生活習慣の改善を心がけ、毎日の“快便習慣”を
健康的な生活を送る上で、「快食・快眠・快便」はとても大切です。食べる方の「快食」には気を遣う人も多いですが、「快便」は意外と見落とされがちです。でも、快便であることの大切さ、つまり便秘の健康への影響を正しく理解しておくことが、健康維持の上で重要になってきます。
そもそも便秘になる原因は、水分不足や繊維不足、運動不足、睡眠不足などの生活習慣であるケースが多いものです。人間には適応能力があるため、多少便秘でも普通に生活ができてしまいますし、それに慣れるとそれに適応した腸になってしまいます。便秘になると腸は本来たまった便を押し出す働きをしなければならないはずなのに、便をためる貯蔵庫のようになってしまいます。短期的にはそれでもどうにかやり過ごすことができても、年をとって体が弱ってきた時に便秘に苦しむことになってしまうため、今から良い排便リズムを身につけていくことが大切です。

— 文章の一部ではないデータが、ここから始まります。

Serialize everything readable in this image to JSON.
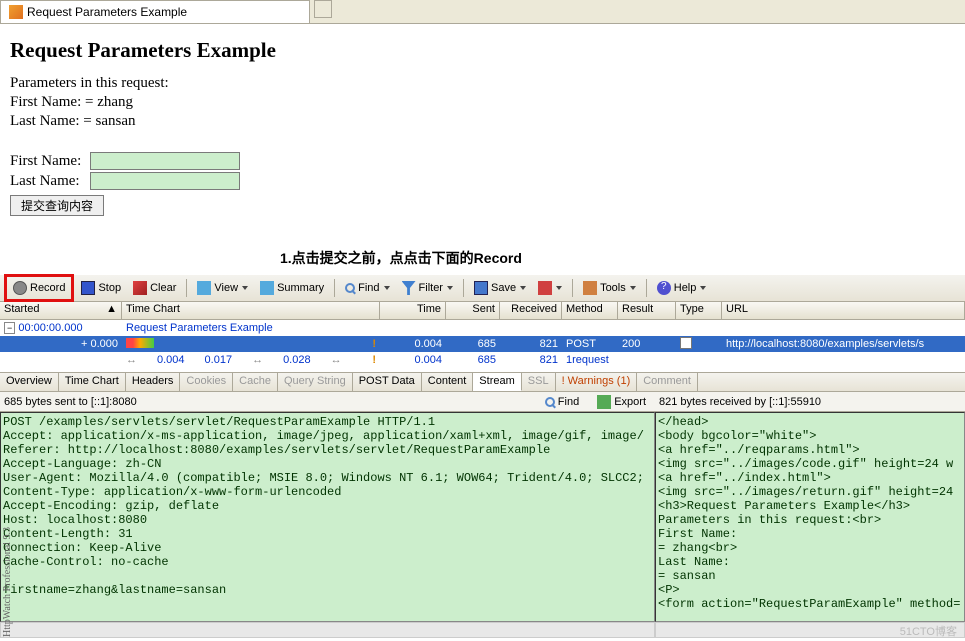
{
  "tab": {
    "title": "Request Parameters Example"
  },
  "page": {
    "heading": "Request Parameters Example",
    "intro": "Parameters in this request:",
    "first_name_disp": "First Name: = zhang",
    "last_name_disp": "Last Name: = sansan",
    "label_first": "First Name:",
    "label_last": "Last Name:",
    "submit": "提交查询内容"
  },
  "annotation": "1.点击提交之前，点点击下面的Record",
  "toolbar": {
    "record": "Record",
    "stop": "Stop",
    "clear": "Clear",
    "view": "View",
    "summary": "Summary",
    "find": "Find",
    "filter": "Filter",
    "save": "Save",
    "tools": "Tools",
    "help": "Help"
  },
  "cols": {
    "started": "Started",
    "time_chart": "Time Chart",
    "time": "Time",
    "sent": "Sent",
    "received": "Received",
    "method": "Method",
    "result": "Result",
    "type": "Type",
    "url": "URL"
  },
  "rows": {
    "group_time": "00:00:00.000",
    "group_title": "Request Parameters Example",
    "r1": {
      "started": "+ 0.000",
      "time": "0.004",
      "sent": "685",
      "recv": "821",
      "method": "POST",
      "result": "200",
      "url": "http://localhost:8080/examples/servlets/s"
    },
    "r2": {
      "t1": "0.004",
      "t2": "0.017",
      "t3": "0.028",
      "time": "0.004",
      "sent": "685",
      "recv": "821",
      "method": "1request"
    }
  },
  "dtabs": {
    "overview": "Overview",
    "time_chart": "Time Chart",
    "headers": "Headers",
    "cookies": "Cookies",
    "cache": "Cache",
    "query": "Query String",
    "post": "POST Data",
    "content": "Content",
    "stream": "Stream",
    "ssl": "SSL",
    "warnings": "! Warnings (1)",
    "comment": "Comment"
  },
  "info": {
    "sent": "685 bytes sent to [::1]:8080",
    "find": "Find",
    "export": "Export",
    "recv": "821 bytes received by [::1]:55910"
  },
  "stream_left": "POST /examples/servlets/servlet/RequestParamExample HTTP/1.1\nAccept: application/x-ms-application, image/jpeg, application/xaml+xml, image/gif, image/\nReferer: http://localhost:8080/examples/servlets/servlet/RequestParamExample\nAccept-Language: zh-CN\nUser-Agent: Mozilla/4.0 (compatible; MSIE 8.0; Windows NT 6.1; WOW64; Trident/4.0; SLCC2;\nContent-Type: application/x-www-form-urlencoded\nAccept-Encoding: gzip, deflate\nHost: localhost:8080\nContent-Length: 31\nConnection: Keep-Alive\nCache-Control: no-cache\n\nfirstname=zhang&lastname=sansan",
  "stream_right": "</head>\n<body bgcolor=\"white\">\n<a href=\"../reqparams.html\">\n<img src=\"../images/code.gif\" height=24 w\n<a href=\"../index.html\">\n<img src=\"../images/return.gif\" height=24\n<h3>Request Parameters Example</h3>\nParameters in this request:<br>\nFirst Name:\n= zhang<br>\nLast Name:\n= sansan\n<P>\n<form action=\"RequestParamExample\" method=",
  "vert": "HttpWatch Professional 9.3",
  "watermark": "51CTO博客"
}
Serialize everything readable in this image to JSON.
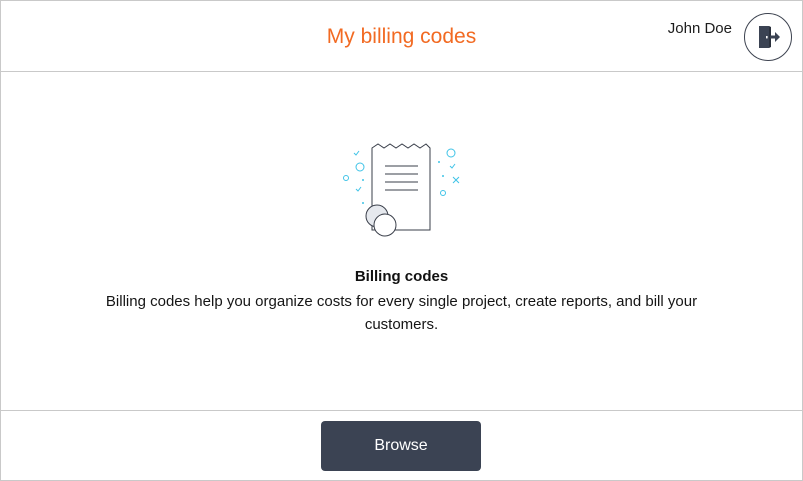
{
  "header": {
    "title": "My billing codes",
    "user_name": "John Doe",
    "logout_icon": "logout-door-icon"
  },
  "empty_state": {
    "illustration_icon": "receipt-coins-icon",
    "title": "Billing codes",
    "description": "Billing codes help you organize costs for every single project, create reports, and bill your customers."
  },
  "footer": {
    "browse_label": "Browse"
  },
  "colors": {
    "title": "#f26a22",
    "button_bg": "#3b4353",
    "accent": "#3fc3e7"
  }
}
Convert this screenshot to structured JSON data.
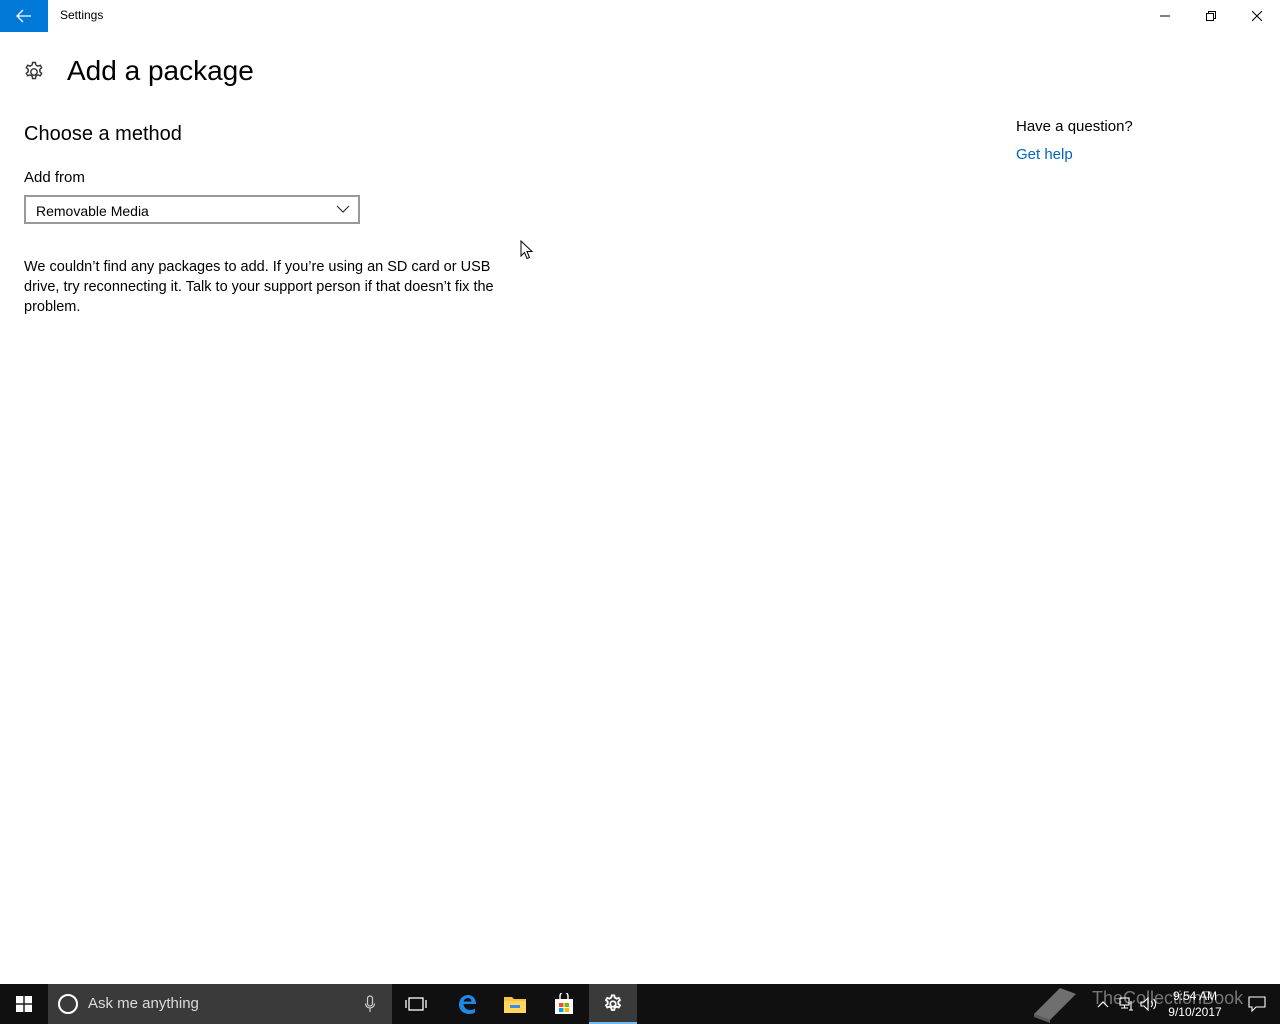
{
  "window": {
    "title": "Settings"
  },
  "page": {
    "title": "Add a package",
    "section_title": "Choose a method",
    "add_from_label": "Add from",
    "add_from_selected": "Removable Media",
    "message": "We couldn’t find any packages to add. If you’re using an SD card or USB drive, try reconnecting it. Talk to your support person if that doesn’t fix the problem."
  },
  "help": {
    "heading": "Have a question?",
    "link": "Get help"
  },
  "taskbar": {
    "search_placeholder": "Ask me anything",
    "pinned": [
      "task-view-icon",
      "edge-icon",
      "file-explorer-icon",
      "store-icon",
      "settings-icon"
    ],
    "active_app": "settings-icon",
    "time": "9:54 AM",
    "date": "9/10/2017",
    "watermark": "TheCollectionBook"
  },
  "colors": {
    "accent": "#0078d7",
    "link": "#0067b8",
    "taskbar": "#101010"
  }
}
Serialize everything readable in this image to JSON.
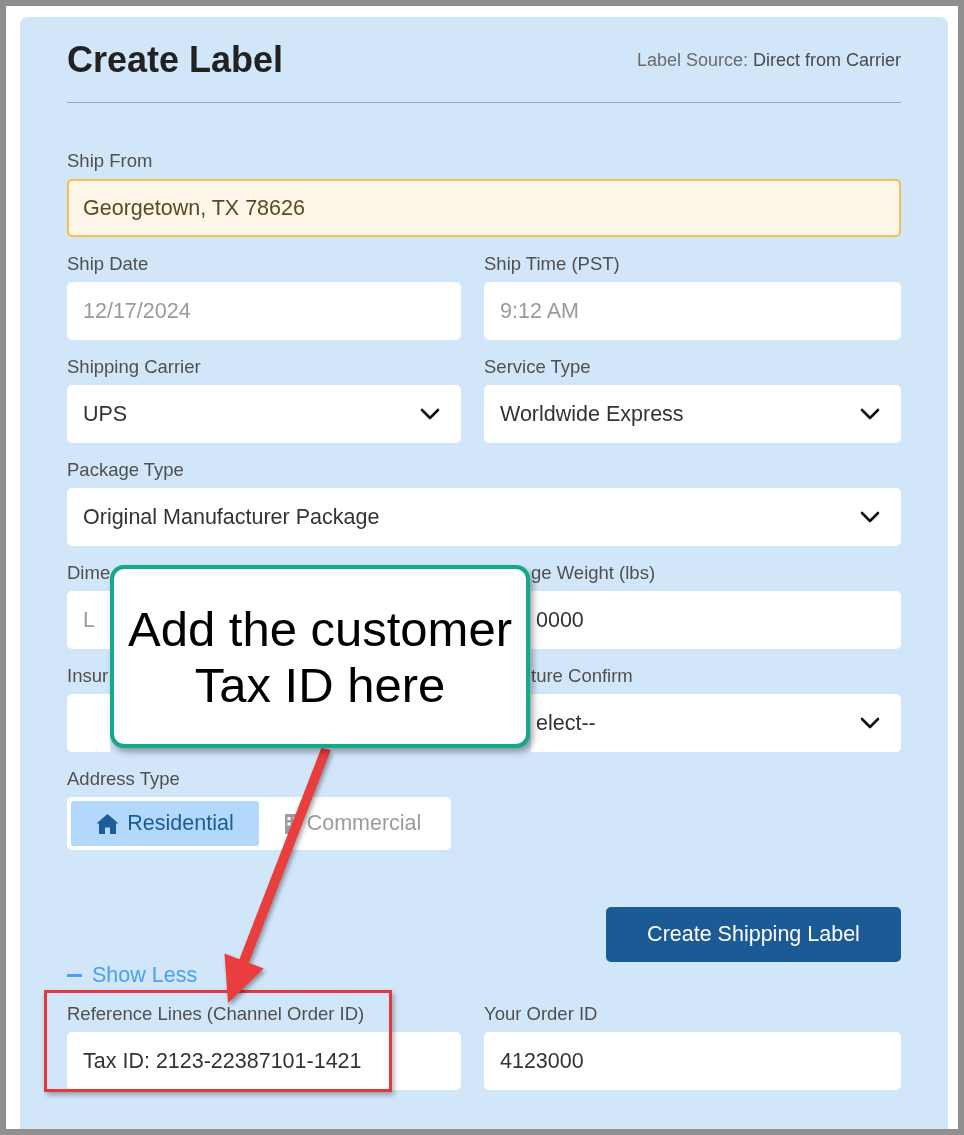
{
  "header": {
    "title": "Create Label",
    "source_label": "Label Source:",
    "source_value": "Direct from Carrier"
  },
  "rows": [
    [
      {
        "kind": "input",
        "label": "Ship From",
        "value": "Georgetown, TX 78626",
        "highlighted": true
      }
    ],
    [
      {
        "kind": "input",
        "label": "Ship Date",
        "placeholder": "12/17/2024",
        "highlighted": false
      },
      {
        "kind": "input",
        "label": "Ship Time (PST)",
        "placeholder": "9:12 AM",
        "highlighted": false
      }
    ],
    [
      {
        "kind": "select",
        "label": "Shipping Carrier",
        "value": "UPS",
        "highlighted": false
      },
      {
        "kind": "select",
        "label": "Service Type",
        "value": "Worldwide Express",
        "highlighted": false
      }
    ],
    [
      {
        "kind": "select",
        "label": "Package Type",
        "value": "Original Manufacturer Package",
        "highlighted": false
      }
    ],
    [
      {
        "kind": "input",
        "label": "Dime",
        "placeholder": "L",
        "highlighted": false
      },
      {
        "kind": "input",
        "label": "ge Weight (lbs)",
        "value": "0000",
        "highlighted": false
      }
    ],
    [
      {
        "kind": "input",
        "label": "Insur",
        "highlighted": false
      },
      {
        "kind": "select",
        "label": "ture Confirm",
        "value": "elect--",
        "highlighted": false
      }
    ],
    [
      {
        "kind": "segmented",
        "label": "Address Type",
        "options": [
          {
            "label": "Residential",
            "selected": true
          },
          {
            "label": "Commercial",
            "selected": false
          }
        ]
      }
    ]
  ],
  "create_button": "Create Shipping Label",
  "toggle_link": "Show Less",
  "reference_fields": [
    {
      "kind": "input",
      "label": "Reference Lines (Channel Order ID)",
      "value": "Tax ID: 2123-22387101-1421",
      "highlighted": false
    },
    {
      "kind": "input",
      "label": "Your Order ID",
      "value": "4123000",
      "highlighted": false
    }
  ],
  "annotation": {
    "callout": "Add the customer Tax ID here"
  }
}
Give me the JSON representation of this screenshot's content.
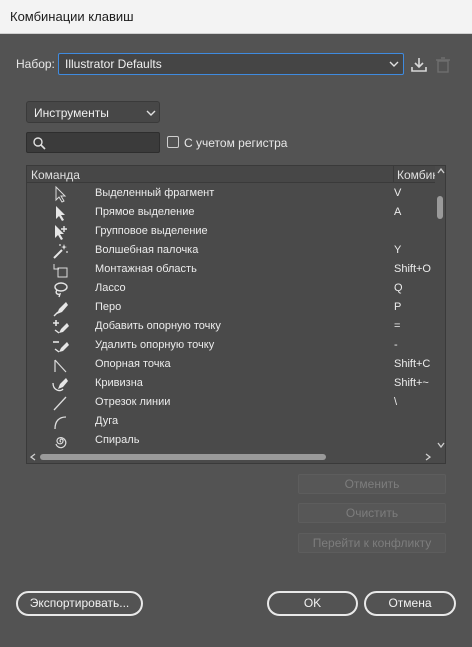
{
  "window": {
    "title": "Комбинации клавиш"
  },
  "set": {
    "label": "Набор:",
    "value": "Illustrator Defaults"
  },
  "category": {
    "value": "Инструменты"
  },
  "search": {
    "placeholder": "",
    "case_label": "С учетом регистра"
  },
  "table": {
    "headers": {
      "command": "Команда",
      "shortcut": "Комбинация"
    },
    "rows": [
      {
        "icon": "selection-arrow-icon",
        "name": "Выделенный фрагмент",
        "key": "V"
      },
      {
        "icon": "direct-selection-icon",
        "name": "Прямое выделение",
        "key": "A"
      },
      {
        "icon": "group-selection-icon",
        "name": "Групповое выделение",
        "key": ""
      },
      {
        "icon": "magic-wand-icon",
        "name": "Волшебная палочка",
        "key": "Y"
      },
      {
        "icon": "artboard-icon",
        "name": "Монтажная область",
        "key": "Shift+O"
      },
      {
        "icon": "lasso-icon",
        "name": "Лассо",
        "key": "Q"
      },
      {
        "icon": "pen-icon",
        "name": "Перо",
        "key": "P"
      },
      {
        "icon": "add-anchor-point-icon",
        "name": "Добавить опорную точку",
        "key": "="
      },
      {
        "icon": "delete-anchor-point-icon",
        "name": "Удалить опорную точку",
        "key": "-"
      },
      {
        "icon": "anchor-point-icon",
        "name": "Опорная точка",
        "key": "Shift+C"
      },
      {
        "icon": "curvature-icon",
        "name": "Кривизна",
        "key": "Shift+~"
      },
      {
        "icon": "line-segment-icon",
        "name": "Отрезок линии",
        "key": "\\"
      },
      {
        "icon": "arc-icon",
        "name": "Дуга",
        "key": ""
      },
      {
        "icon": "spiral-icon",
        "name": "Спираль",
        "key": ""
      }
    ]
  },
  "buttons": {
    "undo": "Отменить",
    "clear": "Очистить",
    "goto_conflict": "Перейти к конфликту",
    "export": "Экспортировать...",
    "ok": "OK",
    "cancel": "Отмена"
  }
}
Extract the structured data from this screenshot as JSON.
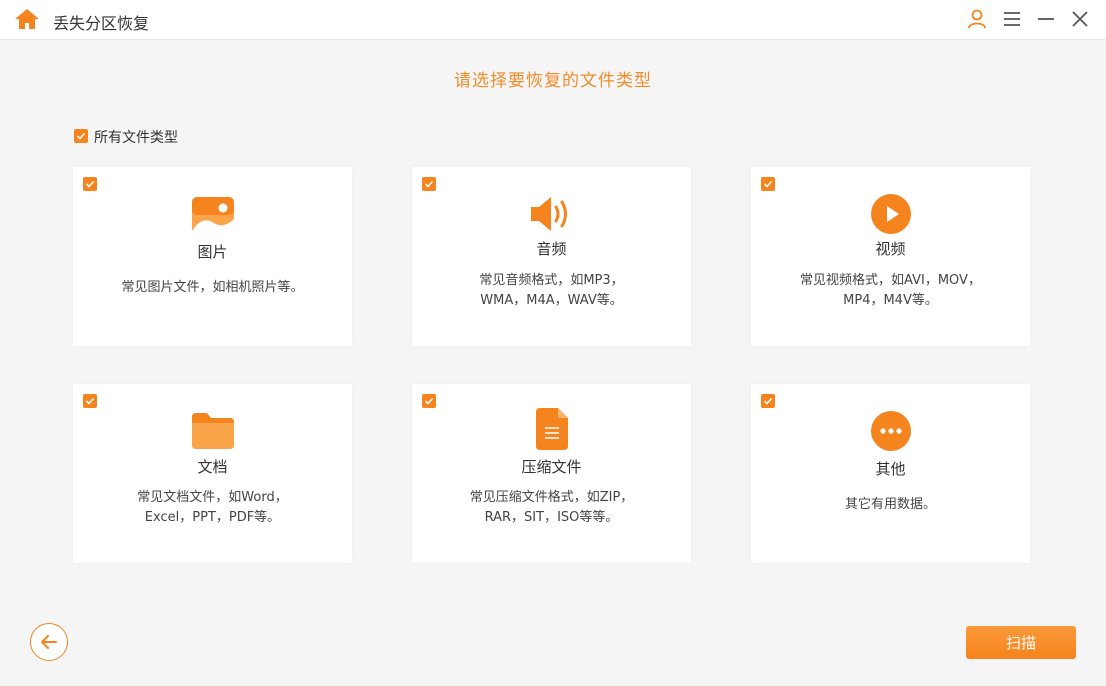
{
  "window": {
    "title": "丢失分区恢复"
  },
  "heading": "请选择要恢复的文件类型",
  "all_types": {
    "label": "所有文件类型",
    "checked": true
  },
  "cards": [
    {
      "icon": "image-icon",
      "title": "图片",
      "desc_line1": "常见图片文件，如相机照片等。",
      "desc_line2": "",
      "checked": true
    },
    {
      "icon": "audio-icon",
      "title": "音频",
      "desc_line1": "常见音频格式，如MP3，",
      "desc_line2": "WMA，M4A，WAV等。",
      "checked": true
    },
    {
      "icon": "video-play-icon",
      "title": "视频",
      "desc_line1": "常见视频格式，如AVI，MOV，",
      "desc_line2": "MP4，M4V等。",
      "checked": true
    },
    {
      "icon": "folder-icon",
      "title": "文档",
      "desc_line1": "常见文档文件，如Word，",
      "desc_line2": "Excel，PPT，PDF等。",
      "checked": true
    },
    {
      "icon": "archive-file-icon",
      "title": "压缩文件",
      "desc_line1": "常见压缩文件格式，如ZIP，",
      "desc_line2": "RAR，SIT，ISO等等。",
      "checked": true
    },
    {
      "icon": "more-icon",
      "title": "其他",
      "desc_line1": "其它有用数据。",
      "desc_line2": "",
      "checked": true
    }
  ],
  "footer": {
    "scan_label": "扫描"
  },
  "colors": {
    "accent": "#f5841f",
    "heading": "#f28c28",
    "background": "#f5f5f5"
  }
}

「排便習慣」という言葉がありますが、便を出すというのは、ある程度習慣性のあるものです。最初は難しくても、毎日便を出すという習慣をつけるよう心がければ、慣れてくればスムーズにできるようになっていきます。
快便を心がけてしっかりと便を出すというのは、健康面でもとても重要です。しっかりと便を出すことができれば、お腹が空いて、しっかり食べることで体調が安定して、気持ちも満たされます。それが快眠にもつながって、健康的な生活サイクルを保つことができるようになります。そうした健康の基本が「快便」なのです。
手軽に取り入れられる食事習慣として、食物繊維が豊富な食品以外にも、ビフィズス菌やオリゴ糖もおすすめです。善玉菌の代表であるビフィズス菌は腸管を動かしてくれるので、便が出やすくなります。またオリゴ糖はそのビフィズス菌のエサとなり増殖を助けてくれることが期待できます。まずはこうしたものを日常的に取り入れるところから、快便習慣をスタートしてみてはいかがでしょうか。